Ben hep şunu söylüyorum, Kadıköy cumhuriyetimiz açısından çok öncü, ilerici bir ilçe değil mi? Hep öyle görürüz, öyle hayal ederiz, öyle tasavvur ederiz. Ama bu öncü misyon, yani laiklik konusunda, cumhuriyet konusunda öncü misyon sanki bir antik esermiş gibi rafa kaldırılmış durumda. Bu yeniden örgütlenmiyor. Mesela Acıbadem’den ve Sahrayıcedit’ten iki örnek vereceğim. Şimdi ilkokul çağında çocuğunuz var, ‘Ortaokulda hangi okula gönderirim’ diye düşünüyorsunuz, ki ben yaşadım, çocuğunuzun ortaokulda ücretsiz, laik ve bilimsel eğitim alabileceği bir okul arıyorsunuz.
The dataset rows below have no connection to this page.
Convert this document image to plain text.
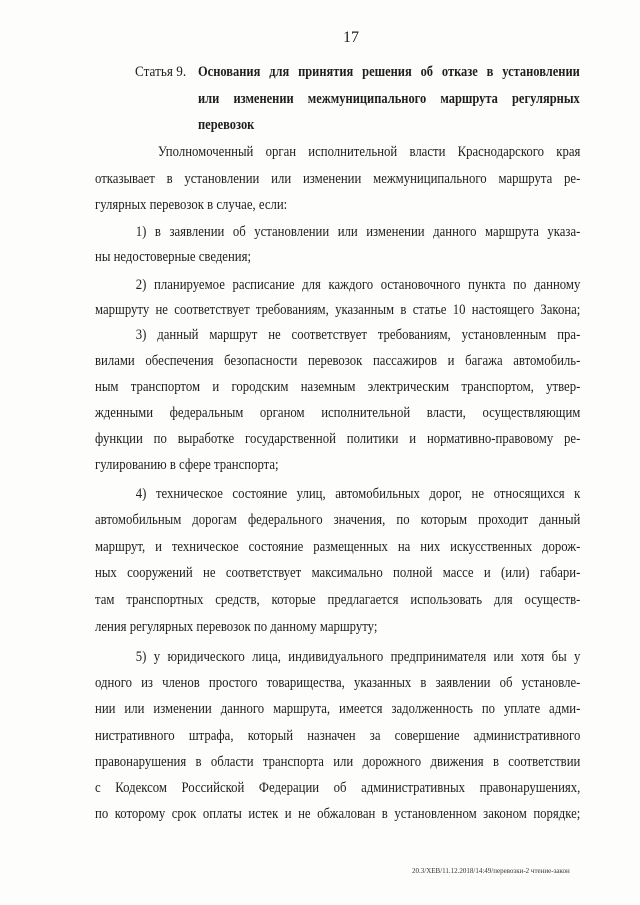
17
Статья 9. Основания для принятия решения об отказе в установлении
или изменении межмуниципального маршрута регулярных
перевозок
Уполномоченный орган исполнительной власти Краснодарского края
отказывает в установлении или изменении межмуниципального маршрута ре-
гулярных перевозок в случае, если:
1) в заявлении об установлении или изменении данного маршрута указа-
ны недостоверные сведения;
2) планируемое расписание для каждого остановочного пункта по данному
маршруту не соответствует требованиям, указанным в статье 10 настоящего Закона;
3) данный маршрут не соответствует требованиям, установленным пра-
вилами обеспечения безопасности перевозок пассажиров и багажа автомобиль-
ным транспортом и городским наземным электрическим транспортом, утвер-
жденными федеральным органом исполнительной власти, осуществляющим
функции по выработке государственной политики и нормативно-правовому ре-
гулированию в сфере транспорта;
4) техническое состояние улиц, автомобильных дорог, не относящихся к
автомобильным дорогам федерального значения, по которым проходит данный
маршрут, и техническое состояние размещенных на них искусственных дорож-
ных сооружений не соответствует максимально полной массе и (или) габари-
там транспортных средств, которые предлагается использовать для осуществ-
ления регулярных перевозок по данному маршруту;
5) у юридического лица, индивидуального предпринимателя или хотя бы у
одного из членов простого товарищества, указанных в заявлении об установле-
нии или изменении данного маршрута, имеется задолженность по уплате адми-
нистративного штрафа, который назначен за совершение административного
правонарушения в области транспорта или дорожного движения в соответствии
с Кодексом Российской Федерации об административных правонарушениях,
по которому срок оплаты истек и не обжалован в установленном законом порядке;
20.3/ХЕВ/11.12.2018/14:49/перевозки-2 чтение-закон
Emin olun bulamıyorsunuz. Çünkü laik eğitim veren okulların tamamı özel okullar. Bu bir sınıfsal sorun aynı zamanda ama sadece sınıfsal bir sorun değil, aynı zamanda laiklikle ilgili çok ciddi bir sorun. Çocuklarımız ya özel okula gidecek ya da laik, bilimsel eğitim alamayacak. Ben bunu söylediğim zaman bana eleştiri ya da soru geliyor, diyorlar ki ‘Belediye bu konuda ne yapabilir?’. Bir muhtarımızla görüşüyordum, ben de sordum bu soruyu. Muhtarımız dedi ki ‘Biz yaptık. Halkı ayağa kaldırdık, imzalar topladık, Milli Eğitim Bakanlığı’nda mücadelemizi verdik ve sonunda bir okulu laik eğitim veren bir okul haline getirebildik’.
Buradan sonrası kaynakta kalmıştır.